If regular peanut consumption is discontinued
for a prolonged period, will tolerance persist?
Can the findings of the LEAP study be applied to
other foods, such as milk, eggs, and tree nuts?"3

While many questions do remain, the same editorial goes on to say:

"…we believe that because the results of this trial are
so compelling, and the problem of the increasing
prevalence of peanut allergy so alarming, new
guidelines should be forthcoming very soon."3

They go on with suggestions for health care providers to follow for introduction of peanuts while we patiently wait for those new guidelines.

Where to go from here

In the words of pediatric allergist Dr. Dave Stukus, “This study may be called LEAP, but it’s still only one step.” This study provides a “benchmark” for many future studies. Being a basic scientist myself, I want nothing more than to take this information and understand how and why. What features of early immune system development impart tolerance when foods are introduced early? What changes happen to the immune system after you cross that critical period or window of opportunity? Along those same lines, how does prevention by early introduction differ from a child or adult who clearly tolerated a food for some time period, but went on to develop allergies much later on? We need to understand at a very fundamental level how we define immune tolerance at a cellular level, what establishes it, how it is maintained, and how it is lost.

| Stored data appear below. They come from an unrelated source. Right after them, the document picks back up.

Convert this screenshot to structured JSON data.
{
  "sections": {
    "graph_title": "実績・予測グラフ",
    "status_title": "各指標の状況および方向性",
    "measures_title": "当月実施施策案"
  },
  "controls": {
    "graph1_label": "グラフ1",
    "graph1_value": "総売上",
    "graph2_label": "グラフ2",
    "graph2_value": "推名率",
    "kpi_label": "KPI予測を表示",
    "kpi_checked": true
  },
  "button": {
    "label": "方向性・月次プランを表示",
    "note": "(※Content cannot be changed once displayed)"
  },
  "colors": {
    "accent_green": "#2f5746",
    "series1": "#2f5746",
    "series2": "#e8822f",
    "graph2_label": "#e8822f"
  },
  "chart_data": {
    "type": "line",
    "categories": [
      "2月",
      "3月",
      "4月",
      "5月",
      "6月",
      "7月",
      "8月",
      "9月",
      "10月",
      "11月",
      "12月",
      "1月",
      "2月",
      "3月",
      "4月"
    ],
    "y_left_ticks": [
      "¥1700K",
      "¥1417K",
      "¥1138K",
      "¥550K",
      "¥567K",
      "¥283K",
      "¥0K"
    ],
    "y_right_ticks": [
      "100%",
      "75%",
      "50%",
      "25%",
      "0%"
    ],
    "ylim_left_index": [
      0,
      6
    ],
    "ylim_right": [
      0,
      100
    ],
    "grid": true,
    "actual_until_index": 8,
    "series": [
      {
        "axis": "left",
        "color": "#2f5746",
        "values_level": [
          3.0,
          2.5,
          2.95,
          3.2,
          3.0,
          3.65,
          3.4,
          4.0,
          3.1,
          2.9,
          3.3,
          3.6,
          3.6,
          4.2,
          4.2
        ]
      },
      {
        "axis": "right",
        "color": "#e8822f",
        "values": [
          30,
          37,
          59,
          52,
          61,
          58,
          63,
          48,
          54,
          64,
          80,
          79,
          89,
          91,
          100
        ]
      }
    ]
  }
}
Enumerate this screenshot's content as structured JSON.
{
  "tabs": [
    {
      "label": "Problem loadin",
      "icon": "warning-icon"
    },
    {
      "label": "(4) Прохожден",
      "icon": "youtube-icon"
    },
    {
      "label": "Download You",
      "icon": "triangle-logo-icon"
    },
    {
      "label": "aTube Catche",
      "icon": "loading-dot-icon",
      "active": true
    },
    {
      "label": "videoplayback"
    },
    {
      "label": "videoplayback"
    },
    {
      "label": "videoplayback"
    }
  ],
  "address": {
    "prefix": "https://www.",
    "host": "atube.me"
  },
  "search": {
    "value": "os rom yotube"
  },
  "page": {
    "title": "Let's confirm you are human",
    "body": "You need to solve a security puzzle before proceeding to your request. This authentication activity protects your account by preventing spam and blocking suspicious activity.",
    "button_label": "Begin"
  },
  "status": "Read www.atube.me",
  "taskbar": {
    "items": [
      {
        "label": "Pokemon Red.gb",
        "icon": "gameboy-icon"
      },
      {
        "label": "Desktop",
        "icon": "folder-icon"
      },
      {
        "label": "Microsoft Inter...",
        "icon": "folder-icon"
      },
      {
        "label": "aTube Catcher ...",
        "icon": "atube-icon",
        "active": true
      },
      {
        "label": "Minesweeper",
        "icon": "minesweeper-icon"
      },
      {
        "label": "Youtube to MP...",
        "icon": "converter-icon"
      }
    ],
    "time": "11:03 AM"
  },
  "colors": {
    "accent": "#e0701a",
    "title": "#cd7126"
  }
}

Population studies such as the beautifully executed LEAP study give us guidance, but my hope is that by honing in on the how’s and why’s, we will move toward tailoring prevention and treatment strategies to the individual.

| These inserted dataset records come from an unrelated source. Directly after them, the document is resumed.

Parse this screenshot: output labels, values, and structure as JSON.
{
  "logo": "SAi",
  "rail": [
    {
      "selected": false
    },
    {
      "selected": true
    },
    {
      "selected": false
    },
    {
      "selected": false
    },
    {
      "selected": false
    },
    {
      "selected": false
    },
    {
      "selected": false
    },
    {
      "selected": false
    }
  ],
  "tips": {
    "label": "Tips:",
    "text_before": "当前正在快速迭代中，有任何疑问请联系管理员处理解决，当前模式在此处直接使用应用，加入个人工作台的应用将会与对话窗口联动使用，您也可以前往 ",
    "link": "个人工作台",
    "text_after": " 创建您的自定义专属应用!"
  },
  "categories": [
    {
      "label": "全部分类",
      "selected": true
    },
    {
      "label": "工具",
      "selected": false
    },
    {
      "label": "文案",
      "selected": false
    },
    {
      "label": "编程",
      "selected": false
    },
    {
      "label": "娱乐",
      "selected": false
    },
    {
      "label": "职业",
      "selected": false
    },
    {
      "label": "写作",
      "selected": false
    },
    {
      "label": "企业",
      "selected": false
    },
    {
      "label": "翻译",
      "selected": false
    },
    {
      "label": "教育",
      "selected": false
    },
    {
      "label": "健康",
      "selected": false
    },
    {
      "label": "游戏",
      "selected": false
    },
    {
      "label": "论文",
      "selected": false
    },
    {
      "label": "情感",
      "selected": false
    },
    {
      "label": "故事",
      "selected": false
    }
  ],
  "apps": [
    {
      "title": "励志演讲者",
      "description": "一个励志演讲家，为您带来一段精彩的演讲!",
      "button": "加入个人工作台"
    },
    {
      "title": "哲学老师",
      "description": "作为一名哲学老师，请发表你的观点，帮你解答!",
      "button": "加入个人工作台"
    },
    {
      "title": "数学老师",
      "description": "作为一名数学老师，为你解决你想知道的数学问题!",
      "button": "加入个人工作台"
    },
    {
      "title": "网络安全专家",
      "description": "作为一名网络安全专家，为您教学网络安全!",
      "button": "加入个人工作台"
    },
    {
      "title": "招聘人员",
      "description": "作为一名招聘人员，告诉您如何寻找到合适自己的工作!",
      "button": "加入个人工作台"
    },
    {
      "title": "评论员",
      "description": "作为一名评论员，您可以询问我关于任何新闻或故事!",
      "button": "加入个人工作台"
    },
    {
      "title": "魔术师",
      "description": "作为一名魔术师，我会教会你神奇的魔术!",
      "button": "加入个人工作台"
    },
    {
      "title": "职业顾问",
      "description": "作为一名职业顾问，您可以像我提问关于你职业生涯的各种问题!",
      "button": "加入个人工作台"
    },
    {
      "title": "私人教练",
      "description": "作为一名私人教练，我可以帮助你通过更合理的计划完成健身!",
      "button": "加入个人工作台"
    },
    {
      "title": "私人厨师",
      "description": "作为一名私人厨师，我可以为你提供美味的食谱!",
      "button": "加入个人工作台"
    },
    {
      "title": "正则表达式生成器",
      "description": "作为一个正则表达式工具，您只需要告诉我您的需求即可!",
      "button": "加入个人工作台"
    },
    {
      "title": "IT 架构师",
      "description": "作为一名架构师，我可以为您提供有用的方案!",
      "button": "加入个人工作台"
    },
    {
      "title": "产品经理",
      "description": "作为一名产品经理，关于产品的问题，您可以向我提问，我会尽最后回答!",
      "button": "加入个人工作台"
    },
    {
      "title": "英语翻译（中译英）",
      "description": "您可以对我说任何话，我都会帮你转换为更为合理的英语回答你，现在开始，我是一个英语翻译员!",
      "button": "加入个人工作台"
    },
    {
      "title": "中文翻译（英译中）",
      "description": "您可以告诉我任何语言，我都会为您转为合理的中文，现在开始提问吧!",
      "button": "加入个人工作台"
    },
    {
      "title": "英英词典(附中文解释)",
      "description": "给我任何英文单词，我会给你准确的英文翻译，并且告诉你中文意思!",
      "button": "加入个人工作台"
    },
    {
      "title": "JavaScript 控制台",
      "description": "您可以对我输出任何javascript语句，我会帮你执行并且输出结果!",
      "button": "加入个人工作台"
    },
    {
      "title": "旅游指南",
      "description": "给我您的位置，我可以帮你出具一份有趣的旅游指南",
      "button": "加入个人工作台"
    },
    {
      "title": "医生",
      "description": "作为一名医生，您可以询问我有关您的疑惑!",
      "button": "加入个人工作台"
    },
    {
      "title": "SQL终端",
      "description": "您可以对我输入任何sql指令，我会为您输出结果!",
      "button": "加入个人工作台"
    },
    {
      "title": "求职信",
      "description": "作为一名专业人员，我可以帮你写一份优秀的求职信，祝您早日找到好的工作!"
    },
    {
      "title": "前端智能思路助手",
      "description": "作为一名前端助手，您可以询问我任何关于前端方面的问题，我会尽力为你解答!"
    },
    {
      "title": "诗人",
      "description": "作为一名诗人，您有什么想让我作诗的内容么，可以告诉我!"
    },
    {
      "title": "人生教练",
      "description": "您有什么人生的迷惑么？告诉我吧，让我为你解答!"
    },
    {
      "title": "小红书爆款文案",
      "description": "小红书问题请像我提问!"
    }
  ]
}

PS - Wish us luck as we trudge forward with introducing peanuts and tree nuts to Luke!


1. Du Toit G, Roberts G, Sayre PH, et al. Randomized Trial of Peanut Consumption in Infants at Risk for Peanut Allergy. N Engl J Med. 2015;372(9):150223141105002. doi:10.1056/NEJMoa1414850.

2. Du Toit G, Katz Y, Sasieni P, et al. Early consumption of peanuts in infancy is associated with a low prevalence of peanut allergy. J Allergy Clin Immunol. 2008;122(5):984-991. doi:10.1016/j.jaci.2008.08.039.

3. Gruchalla RS, Sampson HA. Preventing Peanut Allergy through Early Consumption - Ready for Prime Time? N Engl J Med. 2015;372(9):875-877. doi:10.1056/NEJMe1500186.